Managing cluster software packages
Package Deal
Setting up and configuring an HPC cluster is not as difficult as it used to be; some nice provision tools allow almost anyone to get a cluster working in short order. An issue worth considering, however, is how easily you can change things once the cluster is working. For example, if you get a cluster set up and then a user comes to you and says, "I need package XYZ built with library EFG version 1.23," do you re-provision things to meet your user's needs, or is there an easy way to add and subtract software from a running cluster that is minimally intrusive?

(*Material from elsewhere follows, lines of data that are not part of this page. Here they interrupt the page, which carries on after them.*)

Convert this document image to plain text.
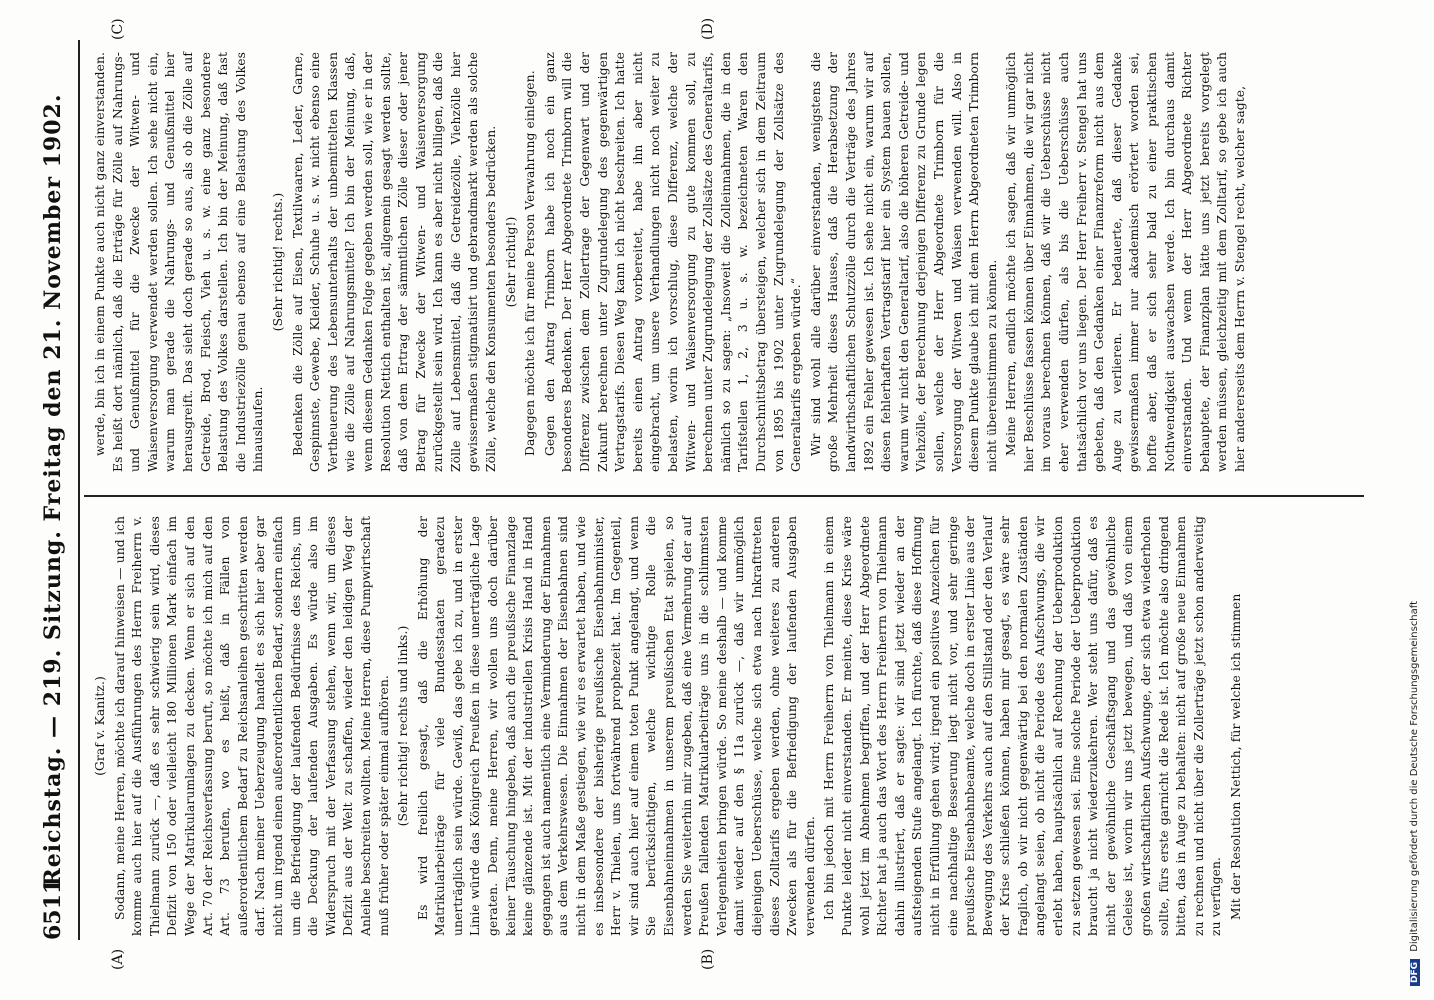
6511
Reichstag. — 219. Sitzung. Freitag den 21. November 1902.
(C)	(D)
(A)	(B)

(Graf v. Kanitz.) Sodann, meine Herren, möchte ich darauf hinweisen — und ich komme auch hier auf die Ausführungen des Herrn Freiherrn v. Thielmann zurück —, daß es sehr schwierig sein wird, dieses Defizit von 150 oder vielleicht 180 Millionen Mark einfach im Wege der Matrikularumlagen zu decken. Wenn er sich auf den Art. 70 der Reichsverfassung beruft, so möchte ich mich auf den Art. 73 berufen, wo es heißt, daß in Fällen von außerordentlichem Bedarf zu Reichsanleihen geschritten werden darf. Nach meiner Ueberzeugung handelt es sich hier aber gar nicht um irgend einen außerordentlichen Bedarf, sondern einfach um die Befriedigung der laufenden Bedürfnisse des Reichs, um die Deckung der laufenden Ausgaben. Es würde also im Widerspruch mit der Verfassung stehen, wenn wir, um dieses Defizit aus der Welt zu schaffen, wieder den leidigen Weg der Anleihe beschreiten wollten. Meine Herren, diese Pumpwirtschaft muß früher oder später einmal aufhören. (Sehr richtig! rechts und links.) Es wird freilich gesagt, daß die Erhöhung der Matrikularbeiträge für viele Bundesstaaten geradezu unerträglich sein würde. Gewiß, das gebe ich zu, und in erster Linie würde das Königreich Preußen in diese unerträgliche Lage geraten. Denn, meine Herren, wir wollen uns doch darüber keiner Täuschung hingeben, daß auch die preußische Finanzlage keine glänzende ist. Mit der industriellen Krisis Hand in Hand gegangen ist auch namentlich eine Verminderung der Einnahmen aus dem Verkehrswesen. Die Einnahmen der Eisenbahnen sind nicht in dem Maße gestiegen, wie wir es erwartet haben, und wie es insbesondere der bisherige preußische Eisenbahnminister, Herr v. Thielen, uns fortwährend prophezeit hat. Im Gegenteil, wir sind auch hier auf einem toten Punkt angelangt, und wenn Sie berücksichtigen, welche wichtige Rolle die Eisenbahneinnahmen in unserem preußischen Etat spielen, so werden Sie weiterhin mir zugeben, daß eine Vermehrung der auf Preußen fallenden Matrikularbeiträge uns in die schlimmsten Verlegenheiten bringen würde. So meine deshalb — und komme damit wieder auf den § 11a zurück —, daß wir unmöglich diejenigen Ueberschüsse, welche sich etwa nach Inkrafttreten dieses Zolltarifs ergeben werden, ohne weiteres zu anderen Zwecken als für die Befriedigung der laufenden Ausgaben verwenden dürfen. Ich bin jedoch mit Herrn Freiherrn von Thielmann in einem Punkte leider nicht einverstanden. Er meinte, diese Krise wäre wohl jetzt im Abnehmen begriffen, und der Herr Abgeordnete Richter hat ja auch das Wort des Herrn Freiherrn von Thielmann dahin illustriert, daß er sagte: wir sind jetzt wieder an der aufsteigenden Stufe angelangt. Ich fürchte, daß diese Hoffnung nicht in Erfüllung gehen wird; irgend ein positives Anzeichen für eine nachhaltige Besserung liegt nicht vor, und sehr geringe preußische Eisenbahnbeamte, welche doch in erster Linie aus der Bewegung des Verkehrs auch auf den Stillstand oder den Verlauf der Krise schließen können, haben mir gesagt, es wäre sehr fraglich, ob wir nicht gegenwärtig bei den normalen Zuständen angelangt seien, ob nicht die Periode des Aufschwungs, die wir erlebt haben, hauptsächlich auf Rechnung der Ueberproduktion zu setzen gewesen sei. Eine solche Periode der Ueberproduktion braucht ja nicht wiederzukehren. Wer steht uns dafür, daß es nicht der gewöhnliche Geschäftsgang und das gewöhnliche Geleise ist, worin wir uns jetzt bewegen, und daß von einem großen wirtschaftlichen Aufschwunge, der sich etwa wiederholen sollte, fürs erste garnicht die Rede ist. Ich möchte also dringend bitten, das in Auge zu behalten: nicht auf große neue Einnahmen zu rechnen und nicht über die Zollerträge jetzt schon anderweitig zu verfügen. Mit der Resolution Nettich, für welche ich stimmen

werde, bin ich in einem Punkte auch nicht ganz einverstanden. Es heißt dort nämlich, daß die Erträge für Zölle auf Nahrungs- und Genußmittel für die Zwecke der Witwen- und Waisenversorgung verwendet werden sollen. Ich sehe nicht ein, warum man gerade die Nahrungs- und Genußmittel hier herausgreift. Das sieht doch gerade so aus, als ob die Zölle auf Getreide, Brod, Fleisch, Vieh u. s. w. eine ganz besondere Belastung des Volkes darstellen. Ich bin der Meinung, daß fast die Industriezölle genau ebenso auf eine Belastung des Volkes hinauslaufen.

(Sehr richtig! rechts.) Bedenken die Zölle auf Eisen, Textilwaaren, Leder, Garne, Gespinnste, Gewebe, Kleider, Schuhe u. s. w. nicht ebenso eine Vertheuerung des Lebensunterhalts der unbemittelten Klassen wie die Zölle auf Nahrungsmittel? Ich bin der Meinung, daß, wenn diesem Gedanken Folge gegeben werden soll, wie er in der Resolution Nettich enthalten ist, allgemein gesagt werden sollte, daß von dem Ertrag der sämmtlichen Zölle dieser oder jener Betrag für Zwecke der Witwen- und Waisenversorgung zurückgestellt sein wird. Ich kann es aber nicht billigen, daß die Zölle auf Lebensmittel, daß die Getreidezölle, Viehzölle hier gewissermaßen stigmatisirt und gebrandmarkt werden als solche Zölle, welche den Konsumenten besonders bedrücken. (Sehr richtig!) Dagegen möchte ich für meine Person Verwahrung einlegen. Gegen den Antrag Trimborn habe ich noch ein ganz besonderes Bedenken. Der Herr Abgeordnete Trimborn will die Differenz zwischen dem Zollertrage der Gegenwart und der Zukunft berechnen unter Zugrundelegung des gegenwärtigen Vertragstarifs. Diesen Weg kann ich nicht beschreiten. Ich hatte bereits einen Antrag vorbereitet, habe ihn aber nicht eingebracht, um unsere Verhandlungen nicht noch weiter zu belasten, worin ich vorschlug, diese Differenz, welche der Witwen- und Waisenversorgung zu gute kommen soll, zu berechnen unter Zugrundelegung der Zollsätze des Generaltarifs, nämlich so zu sagen: „Insoweit die Zolleinnahmen, die in den Tarifstellen 1, 2, 3 u. s. w. bezeichneten Waren den Durchschnittsbetrag übersteigen, welcher sich in dem Zeitraum von 1895 bis 1902 unter Zugrundelegung der Zollsätze des Generaltarifs ergeben würde.“ Wir sind wohl alle darüber einverstanden, wenigstens die große Mehrheit dieses Hauses, daß die Herabsetzung der landwirthschaftlichen Schutzzölle durch die Verträge des Jahres 1892 ein Fehler gewesen ist. Ich sehe nicht ein, warum wir auf diesen fehlerhaften Vertragstarif hier ein System bauen sollen, warum wir nicht den Generaltarif, also die höheren Getreide- und Viehzölle, der Berechnung derjenigen Differenz zu Grunde legen sollen, welche der Herr Abgeordnete Trimborn für die Versorgung der Witwen und Waisen verwenden will. Also in diesem Punkte glaube ich mit dem Herrn Abgeordneten Trimborn nicht übereinstimmen zu können. Meine Herren, endlich möchte ich sagen, daß wir unmöglich hier Beschlüsse fassen können über Einnahmen, die wir gar nicht im voraus berechnen können, daß wir die Ueberschüsse nicht eher verwenden dürfen, als bis die Ueberschüsse auch thatsächlich vor uns liegen. Der Herr Freiherr v. Stengel hat uns gebeten, daß den Gedanken einer Finanzreform nicht aus dem Auge zu verlieren. Er bedauerte, daß dieser Gedanke gewissermaßen immer nur akademisch erörtert worden sei, hoffte aber, daß er sich sehr bald zu einer praktischen Nothwendigkeit auswachsen werde. Ich bin durchaus damit einverstanden. Und wenn der Herr Abgeordnete Richter behauptete, der Finanzplan hätte uns jetzt bereits vorgelegt werden müssen, gleichzeitig mit dem Zolltarif, so gebe ich auch hier andererseits dem Herrn v. Stengel recht, welcher sagte,

DFG Digitalisierung gefördert durch die Deutsche Forschungsgemeinschaft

The short answer is "yes." Before I describe how you can organize a cluster to be more malleable, some mention of provisioning packages will be helpful. Three basic methods are offered by various toolsets:
- Image Based – A node disk image is propagated out to nodes on boot. Different "rolls" (images) can be constructed for different packages. An example is Rocks Clusters [1].
- NFS Root – Each node boots and installs everything as NFS root except for things that change for each node (e.g.,
/etc
,/var
). This system can be run disk-less or disk-full. An example is oneSIS [2]. - RAM Disk – A RAM disk is created on each node that holds a running system image. The RAM disk system can be created in hybrid mode, wherein some files are available via NFS, and it can run disk-less or disk-full. An example is Warewulf [3]. (A good description of Warewulf can be found in the HPC Admin series on Warewulf [4].)
Regardless of the provisioning system, the goal is to make changes without having to reboot nodes. Not all changes can be made without rebooting nodes (i.e., changing the underlying provisioning); however, many application packages can be added or removed without too much trouble if some simple steps are taken.
Dump It into /opt
On almost all HPC clusters, users have a globally shared /home
, and a globally shared /opt
path is possible as well. NFS is used on small to medium-sized clusters to share these directories. On larger clusters, some type of parallel filesystem might be needed. In either case, a mechanism always exists to share files across the cluster.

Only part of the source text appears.